Desde entonces han aparecido muchas referencias documentales. El primero en estudiar al pintor, como de costumbre, fue José Martí y Monsó, tras el cual llegarían numerosas adiciones tanto a su biografía como a su obra. El primer intento de sistematizar el catálogo del artista corrió a cargo de José Carlos Brasas Egido. La gran cantidad de nuevos artículos que han aparecido desde entonces hace necesaria una nueva recopilación que confirme unas atribuciones y deseche otras que no tienen muchos visos de realidad; asimismo, también se hace necesario un deslinde entre las obras autógrafas y las elaboradas por el taller. Esperemos que alguien se anime a realizar esta importante tarea para la historiografía artística de Valladolid.

Triptico de la Anunciación. Colección Badrinas (Barcelona)
A pesar de que la mayoría de sus obras documentadas han desaparecido, las pinturas que nos han llegado ofrecen un estilo lo suficientemente “característico” como para realizar atribuciones con cierta facilidad, lo que ha contribuido a que el pintor merezca, según Angulo Iñiguez, el epíteto de fecundo, en razón a la cantidad de obras que se le van atribuyendo, puesto que su catálogo aún hoy, en 2015, sigue abierto.
Tomando como base la obra documentada, Angulo Iñiguez formó el catálogo “inicial” de las pinturas del maestro. Le atribuía el retablo del Cristo (1538) de la iglesia parroquial de Simancas (Valladolid), que ya Agapito y Revilla sospechó le pertenecería; el de la Asunción, en las Huelgas de Valladolid; uno en la iglesia de Santa María de Tordehumos (Valladolid); un tríptico de la Anunciación de la colección Badrinas (Barcelona); y varias tablas repartidas entre el Museo de Valladolid y el Museo Nacional de Escultura de Valladolid, a saber: Santa Úrsula, dos Asunciones, dos Piedades, la Purificación, la Crucifixión, la Estigmatización de San Francisco, el Bautismo de Cristo y la Misa de San Gregorio.
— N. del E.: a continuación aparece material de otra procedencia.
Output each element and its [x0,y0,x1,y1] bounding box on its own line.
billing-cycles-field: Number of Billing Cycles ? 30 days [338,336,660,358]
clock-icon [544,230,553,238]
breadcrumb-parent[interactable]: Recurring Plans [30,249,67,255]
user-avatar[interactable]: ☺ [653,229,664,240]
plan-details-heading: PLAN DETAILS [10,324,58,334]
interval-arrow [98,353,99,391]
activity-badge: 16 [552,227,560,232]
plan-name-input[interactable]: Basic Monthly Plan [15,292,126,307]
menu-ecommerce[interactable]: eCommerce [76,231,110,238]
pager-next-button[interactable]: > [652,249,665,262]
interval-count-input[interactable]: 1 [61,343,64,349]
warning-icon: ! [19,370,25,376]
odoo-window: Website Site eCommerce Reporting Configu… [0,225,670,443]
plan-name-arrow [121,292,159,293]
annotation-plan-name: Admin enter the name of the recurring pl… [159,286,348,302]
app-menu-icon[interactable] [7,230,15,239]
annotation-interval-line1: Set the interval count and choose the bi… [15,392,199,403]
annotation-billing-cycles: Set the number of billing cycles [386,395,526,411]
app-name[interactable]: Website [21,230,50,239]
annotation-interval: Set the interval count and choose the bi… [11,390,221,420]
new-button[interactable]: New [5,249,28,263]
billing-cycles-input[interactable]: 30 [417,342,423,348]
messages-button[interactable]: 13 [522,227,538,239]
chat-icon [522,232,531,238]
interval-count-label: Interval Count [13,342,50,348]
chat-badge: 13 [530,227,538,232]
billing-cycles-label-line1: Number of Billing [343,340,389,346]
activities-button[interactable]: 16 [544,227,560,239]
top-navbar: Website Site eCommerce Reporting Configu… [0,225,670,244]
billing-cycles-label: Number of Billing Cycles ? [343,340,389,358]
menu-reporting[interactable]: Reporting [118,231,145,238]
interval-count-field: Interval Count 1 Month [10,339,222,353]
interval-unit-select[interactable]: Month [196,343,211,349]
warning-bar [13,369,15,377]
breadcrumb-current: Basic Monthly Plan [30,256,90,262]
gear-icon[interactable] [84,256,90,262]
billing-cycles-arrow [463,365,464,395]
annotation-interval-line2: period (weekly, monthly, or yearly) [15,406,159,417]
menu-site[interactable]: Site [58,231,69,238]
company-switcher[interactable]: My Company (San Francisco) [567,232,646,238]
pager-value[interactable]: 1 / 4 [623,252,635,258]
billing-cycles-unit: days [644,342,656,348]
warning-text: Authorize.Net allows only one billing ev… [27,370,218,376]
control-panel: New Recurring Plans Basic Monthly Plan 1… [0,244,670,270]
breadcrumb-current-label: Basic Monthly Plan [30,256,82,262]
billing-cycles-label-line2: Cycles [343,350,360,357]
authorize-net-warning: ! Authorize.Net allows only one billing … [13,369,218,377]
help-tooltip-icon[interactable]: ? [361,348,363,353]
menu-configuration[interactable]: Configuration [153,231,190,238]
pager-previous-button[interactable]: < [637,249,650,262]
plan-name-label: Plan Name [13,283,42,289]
Retablo de la Resurrección o de los Alderete. Iglesia parroquial del Salvador. Simancas (Valladolid)
Con la existencia de estas obras y las noticias documentales que se poseen no cabe duda que Antonio Vázquez es, además de un buen pintor (a pesar de que Martí y Monsó lo titulaba de “atrasado y arcaico”), miembro muy importante en el gremio de pintores vallisoletanos de la primera mitad del siglo XVI. Él y otros maestros, citados asimismo por Angulo, prueban que, pese a la fuerte absorción de que eran objeto, por parte de Palencia, la escuela de Valladolid era una realidad evidente en el siglo XVI.
En los últimos años ha habido nuevos, y casi continuos, hallazgos de nuevas obras atribuidas a Antonio Vázquez. Esta proliferación no sólo confirma su ya probada fecundidad creadora, “lo que pone de manifiesto una producción extraordinariamente extensa, como pocas por su amplitud en la historia de la pintura del Renacimiento español”, sino que poseería un importante taller, floreciente y activo, en el cual le ayudarían su cuñado Gregorio de Ribera y su hijo Jerónimo Vázquez, “todos ellos perfectamente identificados con las fórmulas y estilos fijados por el prolífico maestro”. Esa estandarización estilística, unida al arcaísmo deliberado de su pintura y escasa evolución de la misma, se erige como escollo casi insalvable a la hora de intentar fijar una cronología sistemática de su producción.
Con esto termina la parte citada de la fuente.